Victorian authorities will work with airlines to clarify rules around COVID-19 close contacts in the travel industry, in an effort to address staffing shortages that are contributing to massive airport delays.
Sydney, Brisbane and Melbourne airports are all thronging with holiday crowds today, as Australians enjoy re-opened borders and the return of air travel for the Easter break.
But huge queues brought on by high demand, COVID-hit staffing and what some officials have said is traveller unpreparedness, have seen some people miss their flights and others forced to overnight at airports.
Melbourne is one of the hardest hit today, with baggage check queues for Virgin stretching from Terminal Three all the way back to Terminal Two.
The state health department told 9News they will work to clarify isolation rules for pilots, baggage handlers and airline crews.
Essential workers in certain industries who are close contacts of a COVID-19 case but show no symptoms are allowed to stay on the job.

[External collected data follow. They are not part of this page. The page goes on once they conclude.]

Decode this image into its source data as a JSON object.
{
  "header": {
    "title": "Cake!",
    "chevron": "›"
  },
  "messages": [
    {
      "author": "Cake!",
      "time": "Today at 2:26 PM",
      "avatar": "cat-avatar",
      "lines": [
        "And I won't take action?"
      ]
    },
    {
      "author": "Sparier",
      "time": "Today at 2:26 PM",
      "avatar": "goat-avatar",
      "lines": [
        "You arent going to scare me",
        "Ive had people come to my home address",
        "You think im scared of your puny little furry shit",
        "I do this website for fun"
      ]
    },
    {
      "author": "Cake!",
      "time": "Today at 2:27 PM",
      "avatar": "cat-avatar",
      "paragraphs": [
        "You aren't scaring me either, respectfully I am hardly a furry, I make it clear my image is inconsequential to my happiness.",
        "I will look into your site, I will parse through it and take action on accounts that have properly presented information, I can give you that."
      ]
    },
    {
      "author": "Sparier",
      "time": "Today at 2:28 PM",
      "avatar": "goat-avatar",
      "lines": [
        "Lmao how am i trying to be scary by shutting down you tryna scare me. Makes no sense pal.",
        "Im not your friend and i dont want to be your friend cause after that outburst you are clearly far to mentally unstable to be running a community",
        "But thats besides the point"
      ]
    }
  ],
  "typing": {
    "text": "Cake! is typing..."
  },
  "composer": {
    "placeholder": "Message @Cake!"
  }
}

Have chaotic scenes at Australia’s biggest airports put you off travelling by air over the Easter break?
To exacerbate matters, a mechanical fault at Melbourne Airport caused baggage issues for both Qantas and Jetstar customers.
“Every single baggage drop was giving us a red light,” one passenger said.
Qantas CEO Alan Joyce has again apologised for the ongoing delays, which he previously attributed in part to the “inexperience” of returning travellers.
Sydney Airport CEO Geoff Culbert said while they had been recruiting to fill empty roles since December last year, not enough people had come through.
“Our security company has 100 open roles they’re advertising for at the moment, we’re 30 per cent down on normal capacity and that’s leading to the problems,” he told Today.
“We’ve got staff from all over the airport triaging and putting out the issues as they arise, but the reality is we’re going to be dealing with this for a little bit longer.
“The unfortunate reality is we are going to see queues over the rest of the school holidays.”
People are advised to get to the airport two hours early for domestic flights and three hours early for international flights.
Queensland is also bracing for a surge of people coming through the airports, with the Sunshine State likely to be a popular destination for the wave of holidaygoers.
The big test is set to begin on Thursday, with Qantas alone expecting to transport half a million people across the country.
The Australian Retailers Association has meanwhile forecast for Australians to spend $7.1 billion on their Easter holidays.
Bookings have reached 84 per cent capacity on the Sunshine Coast and 90 per cent at Noosa, and while not everybody will be arriving via plane, people are still urged to give themselves plenty of time at the airport.
Packing snacks is also recommended, with COVID-19 staff shortages affecting in-flight catering.
Sydney has also been experiencing long delays recently, with images showing queues snaking out the doors of the terminal last week.